Chapter 10, The Asynchronous Advantage Actor Critic Network, explains how the Asynchronous Advantage Actor Critic (A3C) network works. We will explore the A3C architecture in detail, and then we will learn how to build an agent for driving up the mountain using A3C.

Chapter 11, Policy Gradients and Optimization, covers how policy gradients help us find the right policy without needing the Q function. We will also explore the deep deterministic policy gradient method.

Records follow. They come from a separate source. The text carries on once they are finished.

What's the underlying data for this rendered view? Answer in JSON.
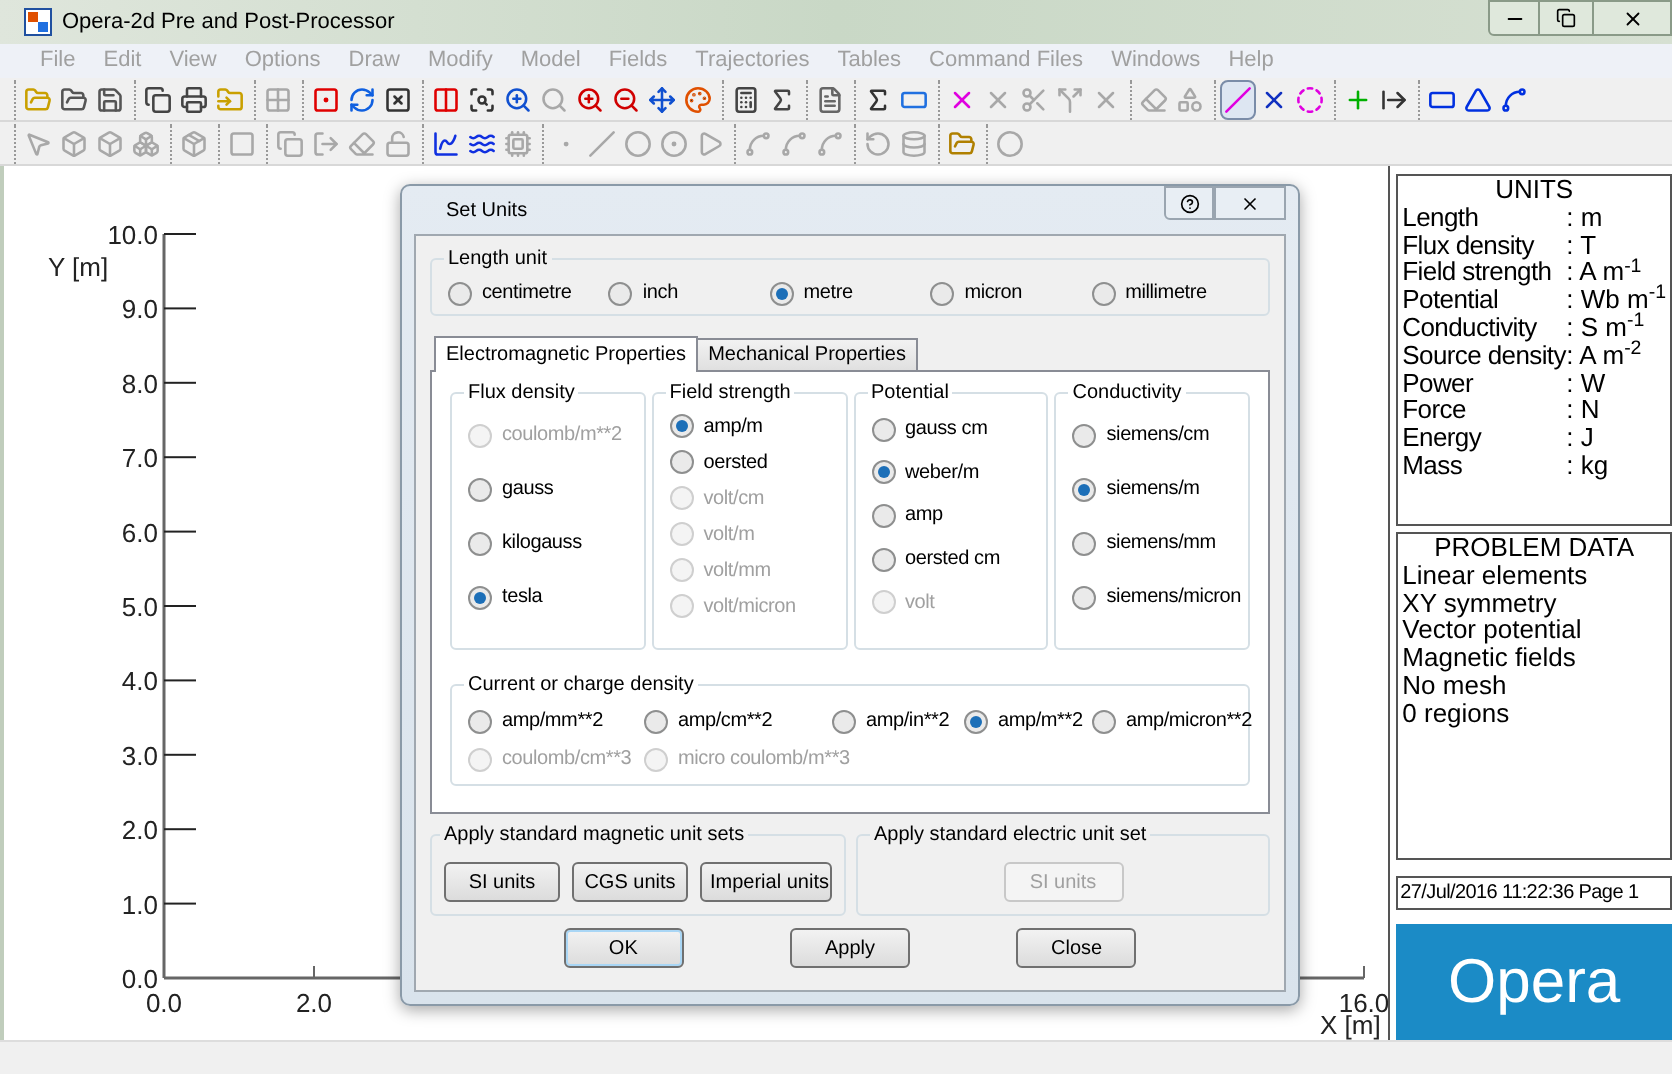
{
  "window": {
    "title": "Opera-2d Pre and Post-Processor"
  },
  "menu": [
    {
      "label": "File",
      "disabled": true
    },
    {
      "label": "Edit",
      "disabled": true
    },
    {
      "label": "View",
      "disabled": true
    },
    {
      "label": "Options",
      "disabled": true
    },
    {
      "label": "Draw",
      "disabled": true
    },
    {
      "label": "Modify",
      "disabled": true
    },
    {
      "label": "Model",
      "disabled": true
    },
    {
      "label": "Fields",
      "disabled": true
    },
    {
      "label": "Trajectories",
      "disabled": true
    },
    {
      "label": "Tables",
      "disabled": true
    },
    {
      "label": "Command Files",
      "disabled": true
    },
    {
      "label": "Windows",
      "disabled": true
    },
    {
      "label": "Help",
      "disabled": true
    }
  ],
  "toolbars": [
    {
      "groups": [
        {
          "tools": [
            {
              "selected": false,
              "disabled": false
            },
            {
              "selected": false,
              "disabled": false
            },
            {
              "selected": false,
              "disabled": false
            }
          ]
        },
        {
          "tools": [
            {
              "selected": false,
              "disabled": false
            },
            {
              "selected": false,
              "disabled": false
            },
            {
              "selected": false,
              "disabled": false
            }
          ]
        },
        {
          "tools": [
            {
              "selected": false,
              "disabled": true
            }
          ]
        },
        {
          "tools": [
            {
              "selected": false,
              "disabled": false
            },
            {
              "selected": false,
              "disabled": false
            },
            {
              "selected": false,
              "disabled": false
            }
          ]
        },
        {
          "tools": [
            {
              "selected": false,
              "disabled": false
            },
            {
              "selected": false,
              "disabled": false
            },
            {
              "selected": false,
              "disabled": false
            },
            {
              "selected": false,
              "disabled": true
            },
            {
              "selected": false,
              "disabled": false
            },
            {
              "selected": false,
              "disabled": false
            },
            {
              "selected": false,
              "disabled": false
            },
            {
              "selected": false,
              "disabled": false
            }
          ]
        },
        {
          "tools": [
            {
              "selected": false,
              "disabled": false
            },
            {
              "selected": false,
              "disabled": false
            }
          ]
        },
        {
          "tools": [
            {
              "selected": false,
              "disabled": false
            }
          ]
        },
        {
          "tools": [
            {
              "selected": false,
              "disabled": false
            },
            {
              "selected": false,
              "disabled": false
            }
          ]
        },
        {
          "tools": [
            {
              "selected": false,
              "disabled": false
            },
            {
              "selected": false,
              "disabled": true
            },
            {
              "selected": false,
              "disabled": true
            },
            {
              "selected": false,
              "disabled": true
            },
            {
              "selected": false,
              "disabled": true
            }
          ]
        },
        {
          "tools": [
            {
              "selected": false,
              "disabled": true
            },
            {
              "selected": false,
              "disabled": true
            }
          ]
        },
        {
          "tools": [
            {
              "selected": true,
              "disabled": false
            },
            {
              "selected": false,
              "disabled": false
            },
            {
              "selected": false,
              "disabled": false
            }
          ]
        },
        {
          "tools": [
            {
              "selected": false,
              "disabled": false
            },
            {
              "selected": false,
              "disabled": false
            }
          ]
        },
        {
          "tools": [
            {
              "selected": false,
              "disabled": false
            },
            {
              "selected": false,
              "disabled": false
            },
            {
              "selected": false,
              "disabled": false
            }
          ]
        }
      ]
    },
    {
      "groups": [
        {
          "tools": [
            {
              "selected": false,
              "disabled": true
            },
            {
              "selected": false,
              "disabled": true
            },
            {
              "selected": false,
              "disabled": true
            },
            {
              "selected": false,
              "disabled": true
            }
          ]
        },
        {
          "tools": [
            {
              "selected": false,
              "disabled": true
            }
          ]
        },
        {
          "tools": [
            {
              "selected": false,
              "disabled": true
            }
          ]
        },
        {
          "tools": [
            {
              "selected": false,
              "disabled": true
            },
            {
              "selected": false,
              "disabled": true
            },
            {
              "selected": false,
              "disabled": true
            },
            {
              "selected": false,
              "disabled": true
            }
          ]
        },
        {
          "tools": [
            {
              "selected": false,
              "disabled": false
            },
            {
              "selected": false,
              "disabled": false
            },
            {
              "selected": false,
              "disabled": true
            }
          ]
        },
        {
          "tools": [
            {
              "selected": false,
              "disabled": true
            },
            {
              "selected": false,
              "disabled": true
            },
            {
              "selected": false,
              "disabled": true
            },
            {
              "selected": false,
              "disabled": true
            },
            {
              "selected": false,
              "disabled": true
            }
          ]
        },
        {
          "tools": [
            {
              "selected": false,
              "disabled": true
            },
            {
              "selected": false,
              "disabled": true
            },
            {
              "selected": false,
              "disabled": true
            }
          ]
        },
        {
          "tools": [
            {
              "selected": false,
              "disabled": true
            },
            {
              "selected": false,
              "disabled": true
            }
          ]
        },
        {
          "tools": [
            {
              "selected": false,
              "disabled": false
            }
          ]
        },
        {
          "tools": [
            {
              "selected": false,
              "disabled": true
            }
          ]
        }
      ]
    }
  ],
  "plot": {
    "chart_data": {
      "type": "scatter",
      "xlabel": "X [m]",
      "ylabel": "Y [m]",
      "xlim": [
        0,
        16
      ],
      "ylim": [
        0,
        10
      ],
      "xticks": [
        {
          "value": 0,
          "label": "0.0"
        },
        {
          "value": 2,
          "label": "2.0"
        },
        {
          "value": 16,
          "label": "16.0"
        }
      ],
      "yticks": [
        {
          "value": 10,
          "label": "10.0"
        },
        {
          "value": 9,
          "label": "9.0"
        },
        {
          "value": 8,
          "label": "8.0"
        },
        {
          "value": 7,
          "label": "7.0"
        },
        {
          "value": 6,
          "label": "6.0"
        },
        {
          "value": 5,
          "label": "5.0"
        },
        {
          "value": 4,
          "label": "4.0"
        },
        {
          "value": 3,
          "label": "3.0"
        },
        {
          "value": 2,
          "label": "2.0"
        },
        {
          "value": 1,
          "label": "1.0"
        },
        {
          "value": 0,
          "label": "0.0"
        }
      ]
    }
  },
  "dialog": {
    "title": "Set Units",
    "length_unit": {
      "label": "Length unit",
      "options": [
        {
          "label": "centimetre",
          "selected": false,
          "disabled": false
        },
        {
          "label": "inch",
          "selected": false,
          "disabled": false
        },
        {
          "label": "metre",
          "selected": true,
          "disabled": false
        },
        {
          "label": "micron",
          "selected": false,
          "disabled": false
        },
        {
          "label": "millimetre",
          "selected": false,
          "disabled": false
        }
      ]
    },
    "tabs": [
      {
        "label": "Electromagnetic Properties",
        "selected": true
      },
      {
        "label": "Mechanical Properties",
        "selected": false
      }
    ],
    "groups": [
      {
        "label": "Flux density",
        "options": [
          {
            "label": "coulomb/m**2",
            "selected": false,
            "disabled": true
          },
          {
            "label": "gauss",
            "selected": false,
            "disabled": false
          },
          {
            "label": "kilogauss",
            "selected": false,
            "disabled": false
          },
          {
            "label": "tesla",
            "selected": true,
            "disabled": false
          }
        ]
      },
      {
        "label": "Field strength",
        "options": [
          {
            "label": "amp/m",
            "selected": true,
            "disabled": false
          },
          {
            "label": "oersted",
            "selected": false,
            "disabled": false
          },
          {
            "label": "volt/cm",
            "selected": false,
            "disabled": true
          },
          {
            "label": "volt/m",
            "selected": false,
            "disabled": true
          },
          {
            "label": "volt/mm",
            "selected": false,
            "disabled": true
          },
          {
            "label": "volt/micron",
            "selected": false,
            "disabled": true
          }
        ]
      },
      {
        "label": "Potential",
        "options": [
          {
            "label": "gauss cm",
            "selected": false,
            "disabled": false
          },
          {
            "label": "weber/m",
            "selected": true,
            "disabled": false
          },
          {
            "label": "amp",
            "selected": false,
            "disabled": false
          },
          {
            "label": "oersted cm",
            "selected": false,
            "disabled": false
          },
          {
            "label": "volt",
            "selected": false,
            "disabled": true
          }
        ]
      },
      {
        "label": "Conductivity",
        "options": [
          {
            "label": "siemens/cm",
            "selected": false,
            "disabled": false
          },
          {
            "label": "siemens/m",
            "selected": true,
            "disabled": false
          },
          {
            "label": "siemens/mm",
            "selected": false,
            "disabled": false
          },
          {
            "label": "siemens/micron",
            "selected": false,
            "disabled": false
          }
        ]
      }
    ],
    "current_density": {
      "label": "Current or charge density",
      "options": [
        {
          "label": "amp/mm**2",
          "selected": false,
          "disabled": false
        },
        {
          "label": "amp/cm**2",
          "selected": false,
          "disabled": false
        },
        {
          "label": "amp/in**2",
          "selected": false,
          "disabled": false
        },
        {
          "label": "amp/m**2",
          "selected": true,
          "disabled": false
        },
        {
          "label": "amp/micron**2",
          "selected": false,
          "disabled": false
        },
        {
          "label": "coulomb/cm**3",
          "selected": false,
          "disabled": true
        },
        {
          "label": "micro coulomb/m**3",
          "selected": false,
          "disabled": true
        }
      ]
    },
    "magnetic_sets": {
      "label": "Apply standard magnetic unit sets",
      "buttons": [
        {
          "label": "SI units",
          "disabled": false
        },
        {
          "label": "CGS units",
          "disabled": false
        },
        {
          "label": "Imperial units",
          "disabled": false
        }
      ]
    },
    "electric_sets": {
      "label": "Apply standard electric unit set",
      "buttons": [
        {
          "label": "SI units",
          "disabled": true
        }
      ]
    },
    "buttons": [
      {
        "label": "OK",
        "default": true
      },
      {
        "label": "Apply",
        "default": false
      },
      {
        "label": "Close",
        "default": false
      }
    ]
  },
  "units_panel": {
    "title": "UNITS",
    "rows": [
      {
        "label": "Length",
        "value": ": m"
      },
      {
        "label": "Flux density",
        "value": ": T"
      },
      {
        "label": "Field strength",
        "value": ": A m$^{-1}$"
      },
      {
        "label": "Potential",
        "value": ": Wb m$^{-1}$"
      },
      {
        "label": "Conductivity",
        "value": ": S m$^{-1}$"
      },
      {
        "label": "Source density",
        "value": ": A m$^{-2}$"
      },
      {
        "label": "Power",
        "value": ": W"
      },
      {
        "label": "Force",
        "value": ": N"
      },
      {
        "label": "Energy",
        "value": ": J"
      },
      {
        "label": "Mass",
        "value": ": kg"
      }
    ]
  },
  "problem_panel": {
    "title": "PROBLEM DATA",
    "lines": [
      "Linear elements",
      "XY symmetry",
      "Vector potential",
      "Magnetic fields",
      "No mesh",
      "0 regions"
    ]
  },
  "timestamp": "27/Jul/2016 11:22:36 Page 1",
  "logo": {
    "text": "Opera"
  }
}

Later in the chapter, we will see state of the art policy optimization methods such as trust region policy optimization and proximal policy optimization.

Chapter 12, Capstone Project – Car Racing Using DQN, provides a step-by-step approach for building an agent to win a car racing game using dueling DQN.

Chapter 13, Recent Advancements and Next Steps, provides information about various advancements in reinforcement learning, such as imagination augmented agents, learning from human preference, deep learning from demonstrations, and hindsight experience replay, and then we will look at different types of reinforcement learning methods, such as hierarchical reinforcement learning and inverse reinforcement learning.